VII. Thou shalt use quotations
sparingly and judiciously, only for color and clarity; if thou must quote,
quotations should not break the flow of thine own language and logic, and thy
text should make clear whom thou art quoting.
- Effective quotation is a literary device--not a way to transfer
information unprocessed and undigested from your sources to your reader.

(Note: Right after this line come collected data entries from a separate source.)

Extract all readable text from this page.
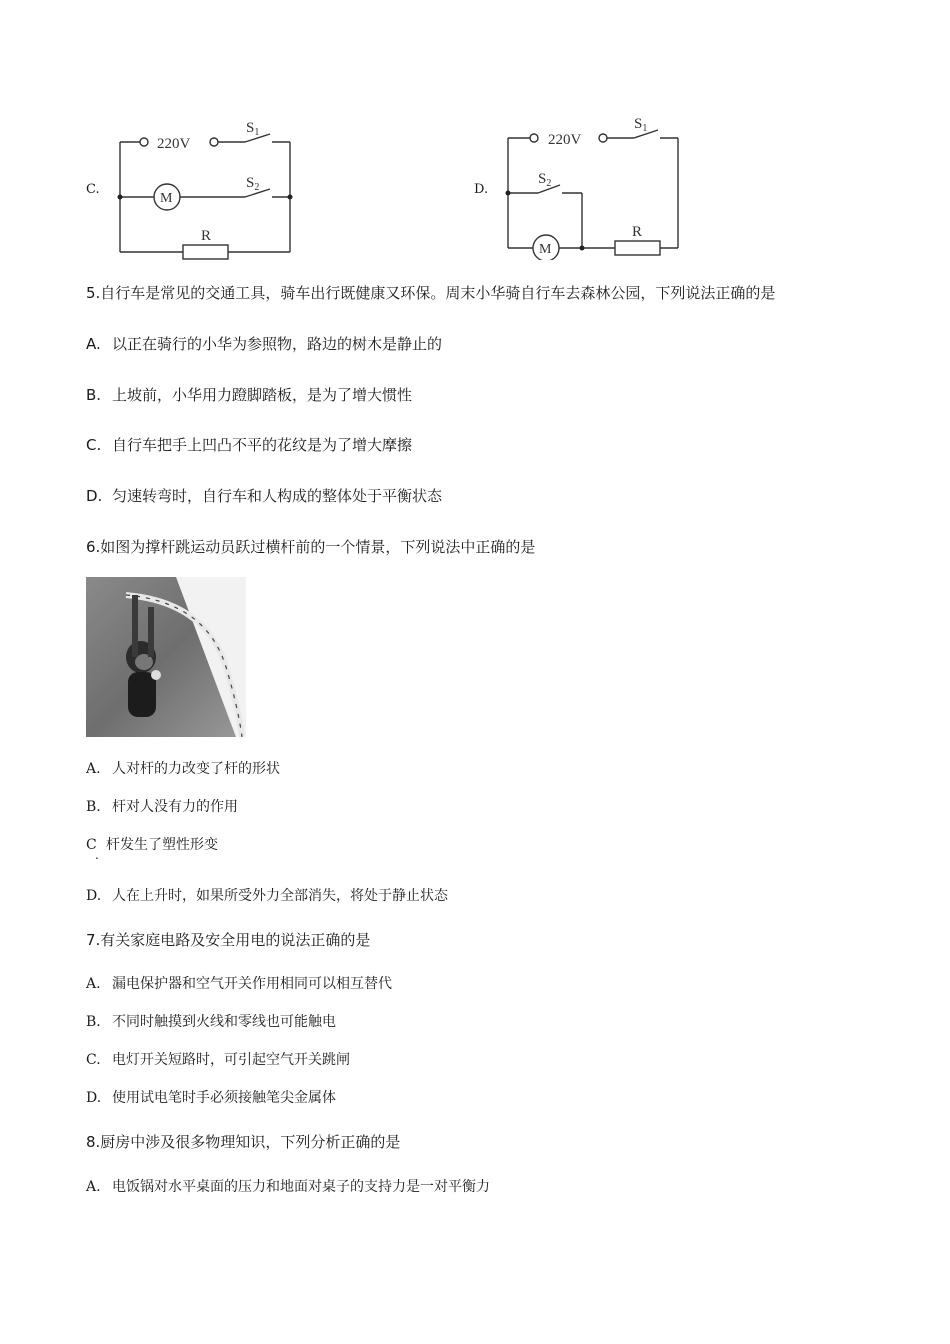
C.
220V
$S_1$
$S_2$
M
R
D.
220V
$S_1$
$S_2$
M
R
5.自行车是常见的交通工具，骑车出行既健康又环保。周末小华骑自行车去森林公园，下列说法正确的是
A. 以正在骑行的小华为参照物，路边的树木是静止的
B. 上坡前，小华用力蹬脚踏板，是为了增大惯性
C. 自行车把手上凹凸不平的花纹是为了增大摩擦
D. 匀速转弯时，自行车和人构成的整体处于平衡状态
6.如图为撑杆跳运动员跃过横杆前的一个情景，下列说法中正确的是
A. 人对杆的力改变了杆的形状
B. 杆对人没有力的作用
C 杆发生了塑性形变
.
D. 人在上升时，如果所受外力全部消失，将处于静止状态
7.有关家庭电路及安全用电的说法正确的是
A. 漏电保护器和空气开关作用相同可以相互替代
B. 不同时触摸到火线和零线也可能触电
C. 电灯开关短路时，可引起空气开关跳闸
D. 使用试电笔时手必须接触笔尖金属体
8.厨房中涉及很多物理知识，下列分析正确的是
A. 电饭锅对水平桌面的压力和地面对桌子的支持力是一对平衡力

- Quoting does NOT add authority, unless you have already established that
the source carries authority. Even then, paraphrasing may do as well or
better. (Often, you should be able to write better than did the original
author!)
- Usually, for art's sake, do not quote whole sentences. Your language will
flow better, without strange sentence structure and abrupt shifts in style,
if you quote only short phrases and merge them nicely into your own stream
of language.
- Indented block quotations are out! If a quotation gets beyond about four
lines (heaven forbid!), break it up, paraphrase, do something--but do not
make notches at the edge of your paper that signal a coming mass of
undigested material.
VIII. Thou shalt not relegate
essential information to thy footnotes
- Normally, discursive footnotes should be very few. If the information is
important enough to print, get it into the text; if not, save the paper.
IX. Thou shalt write consistently
in past tense, and in other ways keep thy reader firmly anchored in time.
- The "historical present" causes more confusion than it is worth.
Sense of time and context is first among the historian's contributions.
Writing of past events in the present tense is usually evidence that the
author lacked appreciation for historical setting.
- Historical essays and book reviews present special problems. But even the
author's act of writing a book took place in the past, even if only a year
or two ago. Thus, Hofstadter ARGUED, not "argues", in his Age of
Reform. Hofstadter is now dead, and presumably cannot argue (present tense).
Even if he were still living, we do not know that he has not changed his
mind; authors do change their minds. On the other hand, the book, if it is
the subject of the verb, does always continue to make the same point, so
that you do use present tense. Thus, Hofstadter's Age of Reform
"argues," not "argued".
- As you write, frequently intersperse time phrases: "in 1907",
"two years later", whatever. If the date is the more important,
state the date; if time elapsed is the more important, use a phrase such as
"two years later".
- Perfect tense is very helpful, indeed often necessary, for keeping the
time line clear--especially when you shift or flash forward or backward from
some reference point in time. ("In August, 1893 Smith met Jones at the
World's Exhibition in Chicago. Three years earlier they had met in London.
Now they met as old friends.") Note "had met".
X. Thou shalt not use passive
voice.
- Passive voice destroys clarity because often it does not make clear who
did the acting. ("The order was given.") In such cases, it fails
to give complete information. Or even if it does give the information
("The order was given by Lincoln.") it gives it back-end-forward.
Why not: "Lincoln gave the order."?
- If you write many sentences in passive voice, check whether your language
is not generally abstract and colorless. Passive voice almost always goes
with a style that lacks vigor and clear, direct statement.
- Some people have the notion that passive, colorless writing shows
scholarly objectivity. The idea is pure rot.